В том вы должны поверить мне в кредит,
Тем боле, что отец ее был жид,
А мать (как помню) полька из-под Праги…
И лжи тут нет, как в том, что мы – варяги.
Когда Суворов Прагу осаждал,
Ее отец служил у нас шпионом,
И раз, как он украдкою гулял
В мундире польском вдоль по бастионам,
Неловкий выстрел в лоб ему попал.
И многие, вздохнув, сказали: «Жалкой,
Несчастный жид, – он умер не под палкой!»

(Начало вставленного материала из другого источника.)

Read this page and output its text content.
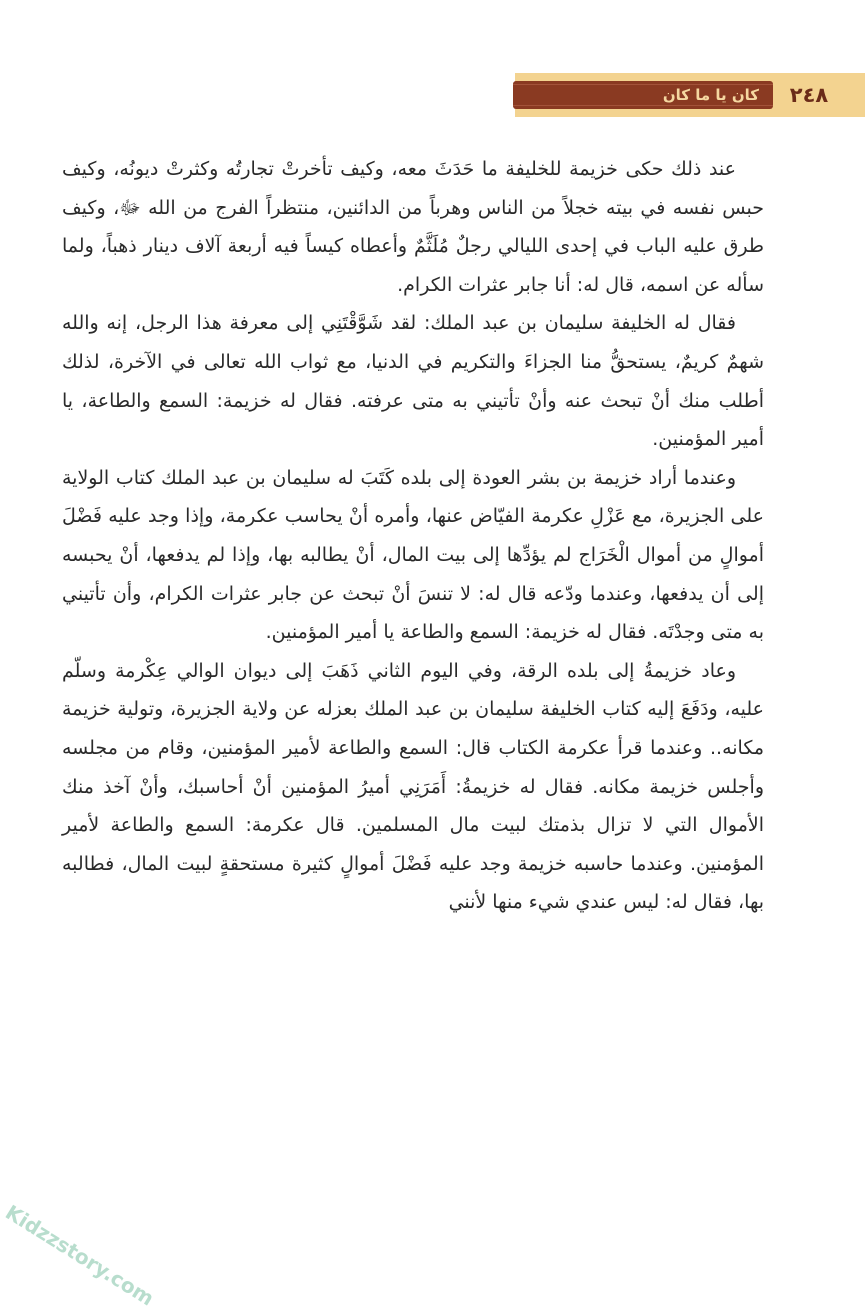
كان يا ما كان	٢٤٨

عند ذلك حكى خزيمة للخليفة ما حَدَثَ معه، وكيف تأخرتْ تجارتُه وكثرتْ ديونُه، وكيف حبس نفسه في بيته خجلاً من الناس وهرباً من الدائنين، منتظراً الفرج من الله ﷻ، وكيف طرق عليه الباب في إحدى الليالي رجلٌ مُلَثَّمٌ وأعطاه كيساً فيه أربعة آلاف دينار ذهباً، ولما سأله عن اسمه، قال له: أنا جابر عثرات الكرام.

فقال له الخليفة سليمان بن عبد الملك: لقد شَوَّقْتَنِي إلى معرفة هذا الرجل، إنه والله شهمٌ كريمٌ، يستحقُّ منا الجزاءَ والتكريم في الدنيا، مع ثواب الله تعالى في الآخرة، لذلك أطلب منك أنْ تبحث عنه وأنْ تأتيني به متى عرفته. فقال له خزيمة: السمع والطاعة، يا أمير المؤمنين.

وعندما أراد خزيمة بن بشر العودة إلى بلده كَتَبَ له سليمان بن عبد الملك كتاب الولاية على الجزيرة، مع عَزْلِ عكرمة الفيّاض عنها، وأمره أنْ يحاسب عكرمة، وإذا وجد عليه فَضْلَ أموالٍ من أموال الْخَرَاج لم يؤدِّها إلى بيت المال، أنْ يطالبه بها، وإذا لم يدفعها، أنْ يحبسه إلى أن يدفعها، وعندما ودّعه قال له: لا تنسَ أنْ تبحث عن جابر عثرات الكرام، وأن تأتيني به متى وجدْتَه. فقال له خزيمة: السمع والطاعة يا أمير المؤمنين.

وعاد خزيمةُ إلى بلده الرقة، وفي اليوم الثاني ذَهَبَ إلى ديوان الوالي عِكْرمة وسلّم عليه، ودَفَعَ إليه كتاب الخليفة سليمان بن عبد الملك بعزله عن ولاية الجزيرة، وتولية خزيمة مكانه.. وعندما قرأ عكرمة الكتاب قال: السمع والطاعة لأمير المؤمنين، وقام من مجلسه وأجلس خزيمة مكانه. فقال له خزيمةُ: أَمَرَنِي أميرُ المؤمنين أنْ أحاسبك، وأنْ آخذ منك الأموال التي لا تزال بذمتك لبيت مال المسلمين. قال عكرمة: السمع والطاعة لأمير المؤمنين. وعندما حاسبه خزيمة وجد عليه فَضْلَ أموالٍ كثيرة مستحقةٍ لبيت المال، فطالبه بها، فقال له: ليس عندي شيء منها لأنني

Kidzzstory.com
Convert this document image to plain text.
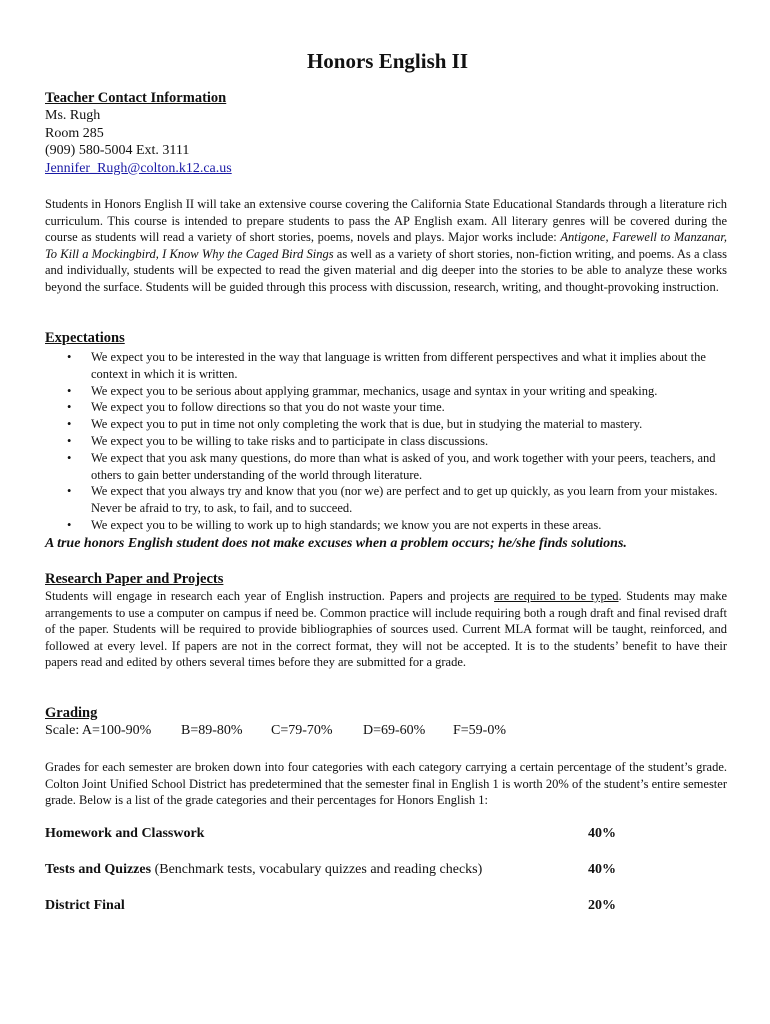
Honors English II
Teacher Contact Information
Ms. Rugh
Room 285
(909) 580-5004 Ext. 3111
Jennifer_Rugh@colton.k12.ca.us
Students in Honors English II will take an extensive course covering the California State Educational Standards through a literature rich curriculum. This course is intended to prepare students to pass the AP English exam. All literary genres will be covered during the course as students will read a variety of short stories, poems, novels and plays. Major works include: Antigone, Farewell to Manzanar, To Kill a Mockingbird, I Know Why the Caged Bird Sings as well as a variety of short stories, non-fiction writing, and poems. As a class and individually, students will be expected to read the given material and dig deeper into the stories to be able to analyze these works beyond the surface. Students will be guided through this process with discussion, research, writing, and thought-provoking instruction.
Expectations
• We expect you to be interested in the way that language is written from different perspectives and what it implies about the context in which it is written.
• We expect you to be serious about applying grammar, mechanics, usage and syntax in your writing and speaking.
• We expect you to follow directions so that you do not waste your time.
• We expect you to put in time not only completing the work that is due, but in studying the material to mastery.
• We expect you to be willing to take risks and to participate in class discussions.
• We expect that you ask many questions, do more than what is asked of you, and work together with your peers, teachers, and others to gain better understanding of the world through literature.
• We expect that you always try and know that you (nor we) are perfect and to get up quickly, as you learn from your mistakes. Never be afraid to try, to ask, to fail, and to succeed.
• We expect you to be willing to work up to high standards; we know you are not experts in these areas.
A true honors English student does not make excuses when a problem occurs; he/she finds solutions.
Research Paper and Projects
Students will engage in research each year of English instruction. Papers and projects are required to be typed. Students may make arrangements to use a computer on campus if need be. Common practice will include requiring both a rough draft and final revised draft of the paper. Students will be required to provide bibliographies of sources used. Current MLA format will be taught, reinforced, and followed at every level. If papers are not in the correct format, they will not be accepted. It is to the students’ benefit to have their papers read and edited by others several times before they are submitted for a grade.
Grading
Scale: A=100-90% B=89-80% C=79-70% D=69-60% F=59-0%
Grades for each semester are broken down into four categories with each category carrying a certain percentage of the student’s grade. Colton Joint Unified School District has predetermined that the semester final in English 1 is worth 20% of the student’s entire semester grade. Below is a list of the grade categories and their percentages for Honors English 1:
Homework and Classwork	40%
Tests and Quizzes (Benchmark tests, vocabulary quizzes and reading checks)	40%
District Final	20%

Его жена пять месяцев спустя
Произвела на божий свет дитя,
Хорошенькую Тирзу. Имя это
Дано по воле одного корнета.
Под рубищем простым она росла
В невежестве, как травка полевая
Прохожим не замечена, – ни зла,
Ни гордой добродетели не зная.
Но час настал, – пора любви пришла.
Какой-то смертный ей сказал два слова:
Она в объятья божества земного
Упала; но увы, прошло дней шесть,
Уж полубог успел ей надоесть;
И с этих пор, чтоб избежать ошибки,
Она дарила всем свои улыбки…
Мечты любви умчались, как туман.
Свобода стала ей всего дороже.
Обманом сердце платит за обман
(Я так слыхал, и вы слыхали тоже).
В ее лице характер южных стран
Изображался резко. Не наемный
Огонь горел в очах; без цели, томно,
Покрыты светлой влагой, иногда
Они блуждали, как порой звезда
По небесам блуждает, – и, конечно,
Был это знак тоски немой, сердечной.
Безвестная печаль сменялась вдруг
Какою-то веселостью недужной…
(Дай бог, чтоб всех томил такой недуг!)
Волной вставала грудь, и пламень южный
В ланитах рделся, белый полукруг
Зубов жемчужных быстро открывался;
Головка поднималась, развивался
Душистый локон, и на лик младой
Катился лоснясь черною струей;
И ножка, разрезвясь, не зная плена,
Бесстыдно обнажалась до колена.
Когда шалунья навзничь на кровать,
Шутя, смеясь, роскошно упадала,
Не спорю, мудрено ее понять, —
Она сама себя не понимала, —
Ей было трудно сердцу приказать,
Как баловню ребенку. Надо было
Кому-нибудь с неведомою силой
Явиться и приветливой душой
Его согреть… Явился ли герой,
Или вотще остался ожидаем,
Всё это мы со временем узнаем.
Теперь к ее подруге перейдем,
Чтоб выполнить начатую картину.
Они недавно жили тут вдвоем,
Но души их сливались во едину,
И мысли их встречалися во всем.
О, если б знали, сколько в этом званье
Сердец отличных, добрых! Но вниманье
Увлечено блистаньем модных дам.
Вздыхая, мы бежим по их следам…
Увы, друзья, а наведите справки,
Вся прелесть их… в кредит из модной лавки!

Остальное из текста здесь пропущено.